Deutsche Telekom embraces OpenStack with Open Telekom Cloud

Deutsche Telekom embraces OpenStack with Open Telekom Cloud

Deutsche Telekom has announced improvements to its Open Telekom Cloud, first announced at Cebit 2016.

At the OpenStack forum in Germany Deutsche Telekom's (DT) business customer division announced further enhancements in Open Telekom Cloud, its public cloud offering, launched in March 2016 at Cebit.

Open Telekom Cloud is based on OpenStack and is DT’s own first public cloud offering running on OpenStack, the OpenSource platform. DT chose OpenStack in order to keep further development and integration as simple and "open" as possible.

From mid-July 2016, a container service will be available via Docker, for transferring applications across Clouds. For this purpose, complete clusters of containers can be managed and displaced. Furthermore, a relational database, with extensive features for managing the database, backup and restore as well as a comprehensive monitoring and tools for performance optimisation, will be provided.

Docker is an open-source implementation of lightweight Linux containers. Linux containers have been part of the kernel since 2008, and enable virtualization through an environment that has its own process and network space, instead of creating a fully-fledged virtual machine.

Virtual machines are the cornerstone of cloud computing, where the hardware and software are virtualized away, and we can focus on running as many guest-operating systems as the infrastructure will support. This allows the data centre to trick one server into thinking it's 10, 100 or more virtual machines, all repeating across a telco’s entire server farm.

The sheer scale of the average data centre means that the gains in speed, resilience and resource utilization are huge. At the scale of a Google or an Amazon Web Services, it's what makes modern web services possible.

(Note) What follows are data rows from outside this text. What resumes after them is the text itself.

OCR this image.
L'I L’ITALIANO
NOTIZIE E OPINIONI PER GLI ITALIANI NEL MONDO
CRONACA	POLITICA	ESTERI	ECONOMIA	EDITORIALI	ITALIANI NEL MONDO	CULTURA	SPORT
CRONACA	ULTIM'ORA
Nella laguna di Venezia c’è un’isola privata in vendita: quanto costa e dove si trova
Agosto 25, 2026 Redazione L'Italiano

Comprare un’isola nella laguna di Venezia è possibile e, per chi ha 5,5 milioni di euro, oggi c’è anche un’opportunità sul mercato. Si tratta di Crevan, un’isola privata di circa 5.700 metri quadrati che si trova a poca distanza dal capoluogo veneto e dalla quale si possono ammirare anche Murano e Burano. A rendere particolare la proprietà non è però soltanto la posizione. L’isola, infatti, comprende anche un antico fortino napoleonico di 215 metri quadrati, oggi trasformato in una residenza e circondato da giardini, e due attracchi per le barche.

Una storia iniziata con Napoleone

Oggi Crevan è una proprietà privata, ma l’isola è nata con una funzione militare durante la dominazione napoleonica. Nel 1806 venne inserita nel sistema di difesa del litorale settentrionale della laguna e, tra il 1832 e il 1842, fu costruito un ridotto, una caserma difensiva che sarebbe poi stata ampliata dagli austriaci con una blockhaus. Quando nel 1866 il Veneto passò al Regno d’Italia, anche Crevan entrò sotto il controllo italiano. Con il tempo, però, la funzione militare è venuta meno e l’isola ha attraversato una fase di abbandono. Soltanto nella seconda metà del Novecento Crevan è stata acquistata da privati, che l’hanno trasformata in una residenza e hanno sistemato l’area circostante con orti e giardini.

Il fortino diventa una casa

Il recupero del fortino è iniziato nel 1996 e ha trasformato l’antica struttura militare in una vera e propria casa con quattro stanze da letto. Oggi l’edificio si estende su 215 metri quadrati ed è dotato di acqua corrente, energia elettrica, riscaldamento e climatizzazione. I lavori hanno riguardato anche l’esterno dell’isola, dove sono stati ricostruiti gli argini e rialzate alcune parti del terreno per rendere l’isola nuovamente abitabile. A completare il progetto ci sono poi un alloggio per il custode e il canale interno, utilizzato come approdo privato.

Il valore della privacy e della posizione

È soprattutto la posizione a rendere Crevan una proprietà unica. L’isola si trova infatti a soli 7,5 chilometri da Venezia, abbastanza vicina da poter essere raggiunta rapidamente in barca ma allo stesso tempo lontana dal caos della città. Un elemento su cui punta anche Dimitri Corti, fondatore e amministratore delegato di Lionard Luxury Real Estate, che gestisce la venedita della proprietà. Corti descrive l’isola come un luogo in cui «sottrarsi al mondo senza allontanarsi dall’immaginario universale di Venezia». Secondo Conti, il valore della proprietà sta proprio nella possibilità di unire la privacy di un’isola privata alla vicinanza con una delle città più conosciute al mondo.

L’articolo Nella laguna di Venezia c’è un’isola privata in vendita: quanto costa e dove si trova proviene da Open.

On the telco side the threat is from web companies. Telcos can't compete at the same speed because their proprietary networks are slow, so companies such as DT are looking at companies like Facebook and Google and realising that they have to innovate in the services layer. The push towards full virtualization through SDN or NFV is due to the need to be more agile.

They want to try new services and ‘fail fast if they don't work – they cannot afford the huge lead times to introduce new services.

If they do move towards more software-oriented architecture, they can fail a bit more easily and spread risk. Rather than having to make huge network investments they can be more agile, since software is easier to write and change than routers and switches.